Emilka z „Rolnicy. Podlasie” pod lupą fundacji pomagającej zwierzętom
13 sierpnia br. Lola, suczka Emilii Korolczuk z „Rolnicy. Podlasie”, została poddana operacji, której przyczyną było ropomacicze.
O sprawie rolniczka poinformowała na prowadzonym przez siebie profilu na Facebooku. Emilka, jak zwykle, spotkała się z pozytywnym odbiorem wśród obserwujących, którzy życzyli Loli powrotu do zdrowia i siły. Niestety, zachowanie rolniczki nie przypadło do gustu jednej z fundacji, która oceniła jej podejście do chorego zwierzęcia jako „beztroskie”.
– Nieszczęsna fundacyjka "pomagająca" zwierzakom szuka rozgłosu, oskarżając mnie o beztroskie podejście do moich zwierząt i złe warunki... Serio, chyba mało zwierząt potrzebuje pomocy, skoro mają tyle czasu na wyszukiwanie i wypisywanie głupot – skomentowała sytuację rolniczka, dołączając w poście link do wpisu, w którym fundacja komentuje postępowanie z psem.
Czy psy na Podlasiu są źle traktowane?
Z postu, do którego dotarła rolniczka, dowiedziała się nie tylko, że ma „beztroskie” podejście do choroby Loli, ale również, że na Podlasiu „psy nie mogą liczyć na odpowiedzialne traktowanie”.

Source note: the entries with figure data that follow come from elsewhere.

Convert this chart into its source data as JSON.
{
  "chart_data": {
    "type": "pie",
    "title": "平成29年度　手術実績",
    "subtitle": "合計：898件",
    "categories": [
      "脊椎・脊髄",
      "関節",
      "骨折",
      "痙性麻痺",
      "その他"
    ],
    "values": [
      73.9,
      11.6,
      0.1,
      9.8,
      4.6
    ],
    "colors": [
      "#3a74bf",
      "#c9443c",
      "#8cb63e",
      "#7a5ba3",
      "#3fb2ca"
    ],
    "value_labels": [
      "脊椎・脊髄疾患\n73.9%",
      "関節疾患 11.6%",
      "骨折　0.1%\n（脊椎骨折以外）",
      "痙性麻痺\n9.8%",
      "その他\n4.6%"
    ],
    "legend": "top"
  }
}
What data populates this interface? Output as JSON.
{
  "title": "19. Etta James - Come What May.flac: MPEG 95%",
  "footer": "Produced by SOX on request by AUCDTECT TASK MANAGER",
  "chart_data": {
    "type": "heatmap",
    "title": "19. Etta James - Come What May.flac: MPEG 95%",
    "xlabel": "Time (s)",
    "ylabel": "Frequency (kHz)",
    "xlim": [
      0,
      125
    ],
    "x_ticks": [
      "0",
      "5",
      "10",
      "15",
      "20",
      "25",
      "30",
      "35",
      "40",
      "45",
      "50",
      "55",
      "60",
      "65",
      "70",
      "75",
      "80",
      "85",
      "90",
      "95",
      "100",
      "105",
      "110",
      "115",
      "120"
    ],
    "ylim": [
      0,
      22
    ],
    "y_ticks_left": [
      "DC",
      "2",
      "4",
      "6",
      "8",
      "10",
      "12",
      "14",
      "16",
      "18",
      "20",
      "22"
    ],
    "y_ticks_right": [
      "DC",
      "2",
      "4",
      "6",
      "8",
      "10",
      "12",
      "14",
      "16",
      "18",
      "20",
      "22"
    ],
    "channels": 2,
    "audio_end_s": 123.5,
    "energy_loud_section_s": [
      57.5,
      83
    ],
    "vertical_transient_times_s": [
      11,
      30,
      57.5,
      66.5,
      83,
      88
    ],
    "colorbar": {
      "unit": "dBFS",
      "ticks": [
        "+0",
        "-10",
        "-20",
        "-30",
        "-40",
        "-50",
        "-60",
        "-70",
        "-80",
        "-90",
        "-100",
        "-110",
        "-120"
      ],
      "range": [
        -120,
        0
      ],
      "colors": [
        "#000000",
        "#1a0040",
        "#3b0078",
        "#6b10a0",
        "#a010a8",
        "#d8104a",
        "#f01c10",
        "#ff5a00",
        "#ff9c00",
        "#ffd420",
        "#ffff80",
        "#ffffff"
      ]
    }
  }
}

Taka postawa fundacji nie spodobała się fanom Emilki, którzy niemal natychmiast stanęli w jej obronie:
– Sami właśnie wydaliście na siebie wyrok i zrobiliście sobie opinie na całą Polskę – stwierdziła jednak z obserwatorek.
– Wasza "fundacja" niech się zajmie poważniejszymi rzeczami, a nie jedną z najlepszych osób hodujących zwierzęta... – napisał komentujący.
– Proszę się nie przejmować durną fundacją, pozdrawiam – stwierdziła fanka.
Czym jest ropomacicze?
Ropomacicze to nic innego, jak zapalenie macicy, które występuje u suk w wieku od 6 do 8 lat. Wyróżnia się ropomacicze otwarte, objawiające się wyciekiem wydzieliny z pochwy i zamknięte, trudniejsze do zdiagnozowania, bo nie towarzyszą mu żadne wycieki z pochwy.
Pojawia się w okresie od 1,5 do 2 miesięcy po ostatniej rui, czyli w fazie lutealnej cyklu płciowego lub tuż po niej. Zdarza się jednak, że ropomacicze nie jest poprzedzone rują.